The Frasers Group, which currently holds about 26% of Hugo Boss, disclosed late Wednesday its intention to purchase all remaining shares at 38 euros per share in cash. The total offer values the deal at 19.78 billion euros, equivalent to 22.8 billion US dollars, representing a premium of roughly 4% over Hugo Boss's closing price on Wednesday.
Hugo Boss stated that the unsolicited offer was not initiated in consultation with the company and that its board will conduct a thorough and careful review of the proposal.
During early trading, Hugo Boss shares climbed 6.7%, while shares of Frasers Group declined by 2.1%.
Upon successful completion, Hugo Boss would be integrated into the Frasers Group portfolio of retail brands. The group's existing holdings include Sports Direct and House of Fraser, alongside stakes in brands such as ASOS, Debenhams, and Flannels.
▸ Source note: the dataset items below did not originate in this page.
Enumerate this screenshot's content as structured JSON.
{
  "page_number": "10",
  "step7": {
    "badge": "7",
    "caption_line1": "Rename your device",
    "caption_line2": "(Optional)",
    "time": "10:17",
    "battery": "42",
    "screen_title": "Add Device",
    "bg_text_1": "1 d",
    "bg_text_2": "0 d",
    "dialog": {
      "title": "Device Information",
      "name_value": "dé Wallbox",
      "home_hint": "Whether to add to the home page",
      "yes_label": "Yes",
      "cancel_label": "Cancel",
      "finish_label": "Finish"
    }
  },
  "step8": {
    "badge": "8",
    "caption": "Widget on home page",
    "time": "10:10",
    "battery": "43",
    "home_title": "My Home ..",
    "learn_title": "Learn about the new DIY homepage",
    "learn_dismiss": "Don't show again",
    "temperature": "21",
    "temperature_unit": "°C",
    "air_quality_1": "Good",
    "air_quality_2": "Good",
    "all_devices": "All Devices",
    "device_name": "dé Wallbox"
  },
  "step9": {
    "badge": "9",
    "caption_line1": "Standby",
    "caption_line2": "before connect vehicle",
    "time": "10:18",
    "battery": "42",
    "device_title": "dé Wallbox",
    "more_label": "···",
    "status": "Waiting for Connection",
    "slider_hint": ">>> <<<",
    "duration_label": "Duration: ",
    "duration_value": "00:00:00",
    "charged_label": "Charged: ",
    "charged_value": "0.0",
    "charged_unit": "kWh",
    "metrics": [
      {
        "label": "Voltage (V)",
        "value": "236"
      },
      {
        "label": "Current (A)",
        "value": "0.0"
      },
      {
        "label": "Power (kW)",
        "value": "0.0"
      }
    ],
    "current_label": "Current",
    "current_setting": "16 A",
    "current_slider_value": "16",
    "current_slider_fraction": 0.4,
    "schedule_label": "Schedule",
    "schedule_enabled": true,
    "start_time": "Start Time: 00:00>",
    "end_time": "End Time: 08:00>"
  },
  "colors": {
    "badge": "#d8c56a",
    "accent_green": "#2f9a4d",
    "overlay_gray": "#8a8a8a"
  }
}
The retail conglomerate, founded by British billionaire Mike Ashley, has been aggressively pursuing acquisitions in recent years. Shore Capital analyst David Hughes noted that the bid for Hugo Boss carries significant strategic weight, as the brand specializes in high-end suiting and fragrances and is actively pursuing a luxury positioning.
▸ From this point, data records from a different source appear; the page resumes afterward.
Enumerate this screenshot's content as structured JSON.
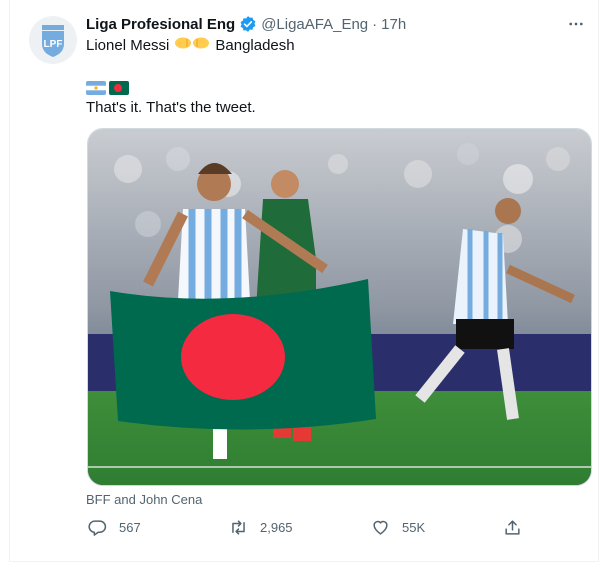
{
  "tweet": {
    "display_name": "Liga Profesional Eng",
    "handle": "@LigaAFA_Eng",
    "separator": "·",
    "time": "17h",
    "line1_prefix": "Lionel Messi",
    "line1_suffix": "Bangladesh",
    "body": "That's it. That's the tweet.",
    "caption": "BFF and John Cena"
  },
  "metrics": {
    "replies": "567",
    "retweets": "2,965",
    "likes": "55K"
  },
  "icons": {
    "avatar": "lpf-logo-icon",
    "verified": "verified-badge-icon",
    "more": "more-options-icon",
    "reply": "reply-icon",
    "retweet": "retweet-icon",
    "like": "heart-icon",
    "share": "share-icon"
  },
  "colors": {
    "accent": "#1d9bf0",
    "muted": "#536471",
    "bangladesh_green": "#006a4e",
    "bangladesh_red": "#f42a41",
    "argentina_blue": "#74acdf",
    "pitch_green": "#2f7d32"
  }
}
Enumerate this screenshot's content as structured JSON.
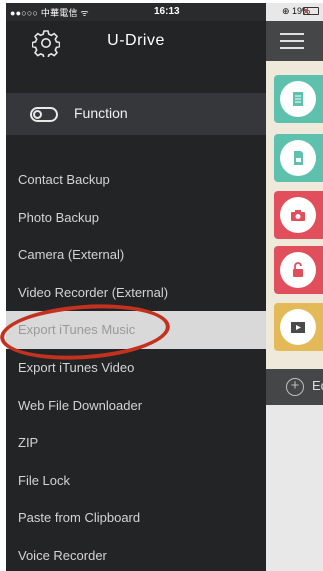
{
  "status_bar": {
    "carrier": "●●○○○ 中華電信 ᯤ",
    "time": "16:13",
    "battery_text": "⊕ 19%"
  },
  "drawer": {
    "title": "U-Drive",
    "settings_icon": "gear-icon",
    "function_label": "Function",
    "toggle_icon": "toggle-icon",
    "menu_items": [
      "Contact Backup",
      "Photo Backup",
      "Camera (External)",
      "Video Recorder (External)",
      "Export iTunes Music",
      "Export iTunes Video",
      "Web File Downloader",
      "ZIP",
      "File Lock",
      "Paste from Clipboard",
      "Voice Recorder"
    ],
    "selected_item": "Export iTunes Music"
  },
  "background_app": {
    "menu_icon": "hamburger-icon",
    "tiles": [
      {
        "icon": "document-icon",
        "color": "#5ec1ae"
      },
      {
        "icon": "sd-card-icon",
        "color": "#5ec1ae"
      },
      {
        "icon": "camera-icon",
        "color": "#e24f5c"
      },
      {
        "icon": "lock-icon",
        "color": "#e24f5c"
      },
      {
        "icon": "video-icon",
        "color": "#e4b957"
      }
    ],
    "bottom_bar_text": "Ec",
    "add_icon": "plus-circle-icon"
  },
  "colors": {
    "drawer_bg": "#232426",
    "function_bar_bg": "#36373a",
    "selected_row_bg": "#d9d9d9",
    "annotation": "#c3321e",
    "teal": "#5ec1ae",
    "red": "#e24f5c",
    "yellow": "#e4b957"
  }
}
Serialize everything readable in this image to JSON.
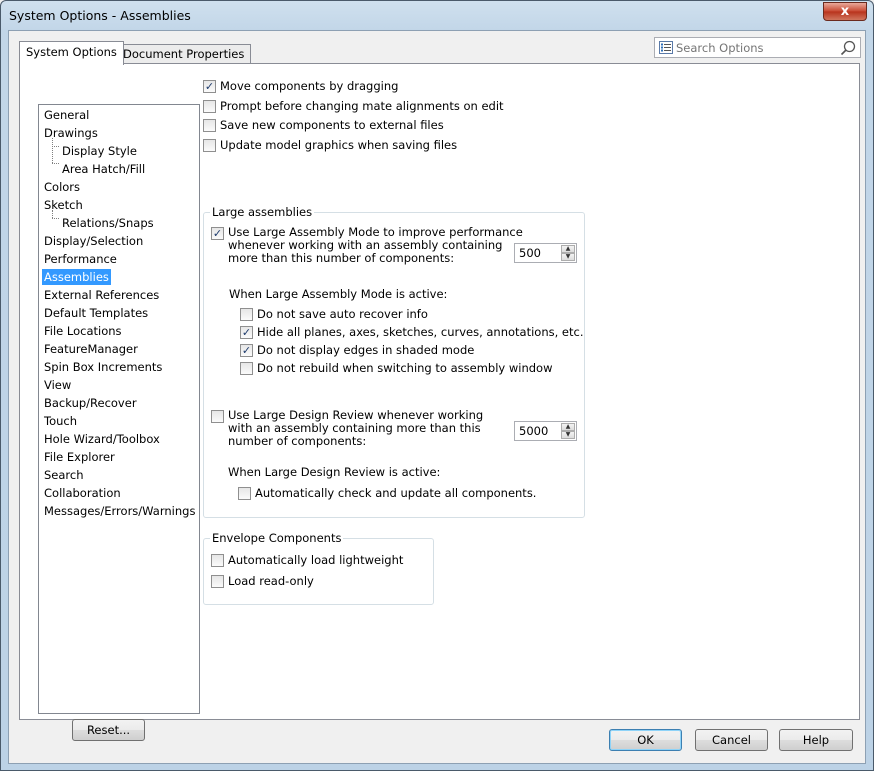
{
  "window": {
    "title": "System Options - Assemblies",
    "close_glyph": "x"
  },
  "tabs": [
    {
      "label": "System Options",
      "active": true
    },
    {
      "label": "Document Properties",
      "active": false
    }
  ],
  "search": {
    "placeholder": "Search Options"
  },
  "tree": {
    "items": [
      {
        "label": "General",
        "level": 0
      },
      {
        "label": "Drawings",
        "level": 0
      },
      {
        "label": "Display Style",
        "level": 1
      },
      {
        "label": "Area Hatch/Fill",
        "level": 1
      },
      {
        "label": "Colors",
        "level": 0
      },
      {
        "label": "Sketch",
        "level": 0
      },
      {
        "label": "Relations/Snaps",
        "level": 1
      },
      {
        "label": "Display/Selection",
        "level": 0
      },
      {
        "label": "Performance",
        "level": 0
      },
      {
        "label": "Assemblies",
        "level": 0,
        "selected": true
      },
      {
        "label": "External References",
        "level": 0
      },
      {
        "label": "Default Templates",
        "level": 0
      },
      {
        "label": "File Locations",
        "level": 0
      },
      {
        "label": "FeatureManager",
        "level": 0
      },
      {
        "label": "Spin Box Increments",
        "level": 0
      },
      {
        "label": "View",
        "level": 0
      },
      {
        "label": "Backup/Recover",
        "level": 0
      },
      {
        "label": "Touch",
        "level": 0
      },
      {
        "label": "Hole Wizard/Toolbox",
        "level": 0
      },
      {
        "label": "File Explorer",
        "level": 0
      },
      {
        "label": "Search",
        "level": 0
      },
      {
        "label": "Collaboration",
        "level": 0
      },
      {
        "label": "Messages/Errors/Warnings",
        "level": 0
      }
    ]
  },
  "reset_label": "Reset...",
  "options": {
    "top": [
      {
        "label": "Move components by dragging",
        "checked": true
      },
      {
        "label": "Prompt before changing mate alignments on edit",
        "checked": false
      },
      {
        "label": "Save new components to external files",
        "checked": false
      },
      {
        "label": "Update model graphics when saving files",
        "checked": false
      }
    ],
    "large_assemblies": {
      "title": "Large assemblies",
      "lam_checked": true,
      "lam_line1": "Use Large Assembly Mode to improve performance",
      "lam_line2": "whenever working with an assembly containing",
      "lam_line3": "more than this number of components:",
      "lam_value": "500",
      "lam_active_label": "When Large Assembly Mode is active:",
      "lam_sub": [
        {
          "label": "Do not save auto recover info",
          "checked": false
        },
        {
          "label": "Hide all planes, axes, sketches, curves, annotations, etc.",
          "checked": true
        },
        {
          "label": "Do not display edges in shaded mode",
          "checked": true
        },
        {
          "label": "Do not rebuild when switching to assembly window",
          "checked": false
        }
      ],
      "ldr_checked": false,
      "ldr_line1": "Use Large Design Review whenever working",
      "ldr_line2": "with an assembly containing more than this",
      "ldr_line3": "number of components:",
      "ldr_value": "5000",
      "ldr_active_label": "When Large Design Review is active:",
      "ldr_sub": {
        "label": "Automatically check and update all components.",
        "checked": false
      }
    },
    "envelope": {
      "title": "Envelope Components",
      "items": [
        {
          "label": "Automatically load lightweight",
          "checked": false
        },
        {
          "label": "Load read-only",
          "checked": false
        }
      ]
    }
  },
  "buttons": {
    "ok": "OK",
    "cancel": "Cancel",
    "help": "Help"
  },
  "check_glyph": "✓",
  "spin_up_glyph": "▲",
  "spin_down_glyph": "▼"
}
Hughes analyzed that Frasers Group has been consistently realigning its business towards higher-spending consumer segments. Acquiring Hugo Boss would allow for a deeper foray into the premium menswear market and potentially grant greater influence over product, distribution, and in-store presentation within the luxury sector, which highly values brand exclusivity and physical retail operations.
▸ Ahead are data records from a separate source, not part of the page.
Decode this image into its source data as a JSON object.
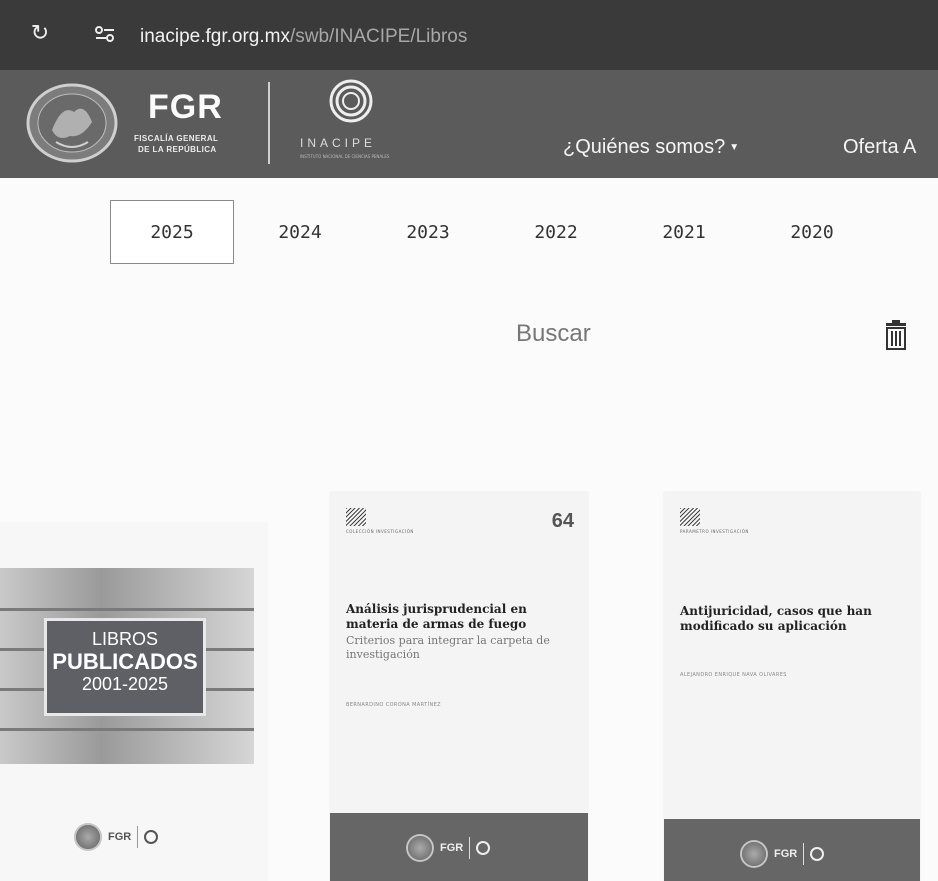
{
  "browser": {
    "url_host": "inacipe.fgr.org.mx",
    "url_path": "/swb/INACIPE/Libros"
  },
  "header": {
    "fgr_title": "FGR",
    "fgr_subtitle_1": "FISCALÍA GENERAL",
    "fgr_subtitle_2": "DE LA REPÚBLICA",
    "inacipe_name": "INACIPE",
    "inacipe_sub": "INSTITUTO NACIONAL DE CIENCIAS PENALES",
    "nav": [
      {
        "label": "¿Quiénes somos?"
      },
      {
        "label": "Oferta A"
      }
    ]
  },
  "years": {
    "selected": "2025",
    "items": [
      "2025",
      "2024",
      "2023",
      "2022",
      "2021",
      "2020"
    ]
  },
  "search": {
    "label": "Buscar",
    "clear_icon": "trash-icon"
  },
  "books": [
    {
      "kind": "promo",
      "line1": "LIBROS",
      "line2": "PUBLICADOS",
      "line3": "2001-2025",
      "logo_fgr": "FGR"
    },
    {
      "kind": "book",
      "collection": "COLECCIÓN INVESTIGACIÓN",
      "number": "64",
      "title": "Análisis jurisprudencial en materia de armas de fuego",
      "subtitle": "Criterios para integrar la carpeta de investigación",
      "author": "BERNARDINO CORONA MARTÍNEZ",
      "logo_fgr": "FGR"
    },
    {
      "kind": "book",
      "collection": "PARAMETRO INVESTIGACIÓN",
      "title": "Antijuricidad, casos que han modificado su aplicación",
      "author": "ALEJANDRO ENRIQUE NAVA OLIVARES",
      "logo_fgr": "FGR"
    }
  ]
}
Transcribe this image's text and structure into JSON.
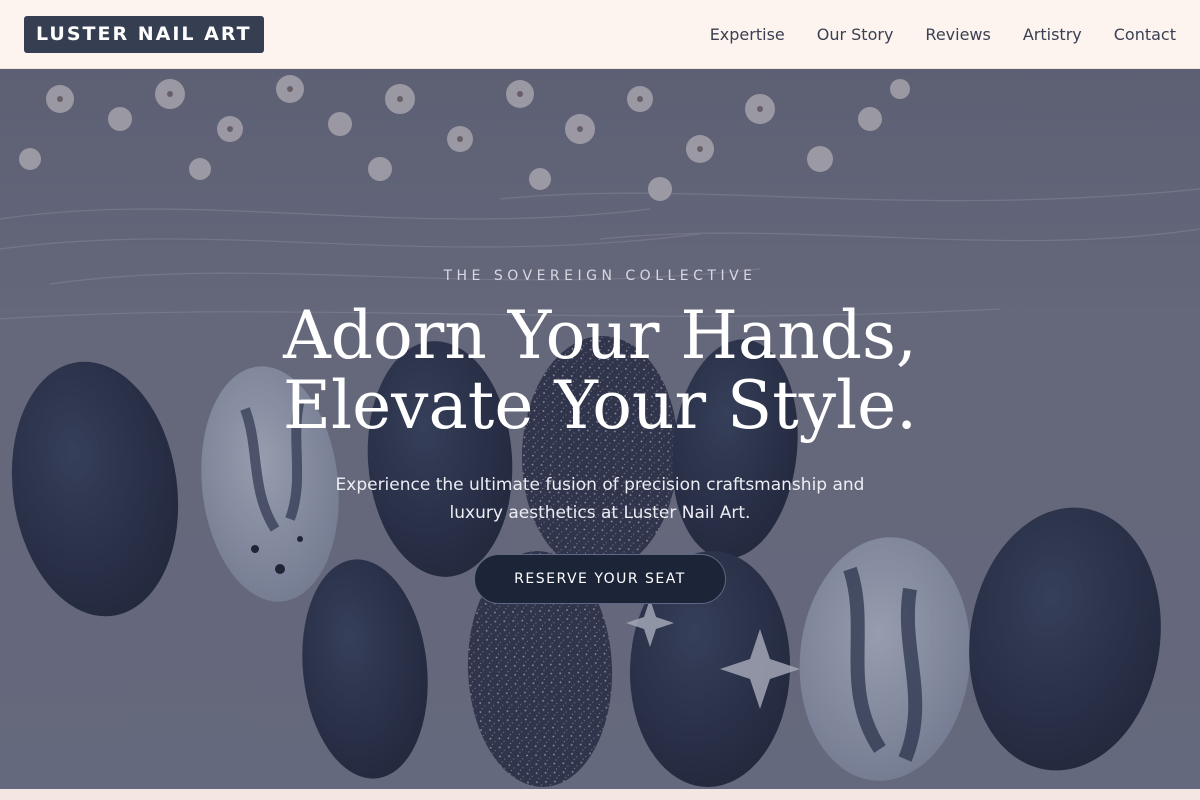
{
  "header": {
    "logo": "LUSTER NAIL ART",
    "nav": [
      "Expertise",
      "Our Story",
      "Reviews",
      "Artistry",
      "Contact"
    ]
  },
  "hero": {
    "eyebrow": "THE SOVEREIGN COLLECTIVE",
    "headline_line1": "Adorn Your Hands,",
    "headline_line2": "Elevate Your Style.",
    "subtext": "Experience the ultimate fusion of precision craftsmanship and luxury aesthetics at Luster Nail Art.",
    "cta": "RESERVE YOUR SEAT",
    "background": "photo of dark navy press-on nails with white marble and glitter designs beside dried white flowers"
  },
  "colors": {
    "header_bg": "#fdf4f0",
    "logo_bg": "#363e52",
    "nav_text": "#3a4052",
    "cta_bg": "#1c2438"
  }
}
He added, "In our view, Frasers is acquiring a brand of high strategic value at an attractive valuation."
Frasers Group expressed its support for Hugo Boss's current sustainability strategy and stated its backing for the continued leadership of CEO Daniel Grieder and Supervisory Board Chairman Stefan Sturm.
Analysts at Citi pointed out in a Wednesday note that the modest premium of the offer could lower the cost for Frasers Group to increase its existing stake while also fueling market speculation about the potential for a higher competing bid. The analysts concluded, "There remains some modest upside for the share price in the near term."
Frasers Group indicated that the proposed acquisition is subject to regulatory approvals in various jurisdictions and is anticipated to complete in the second half of 2026.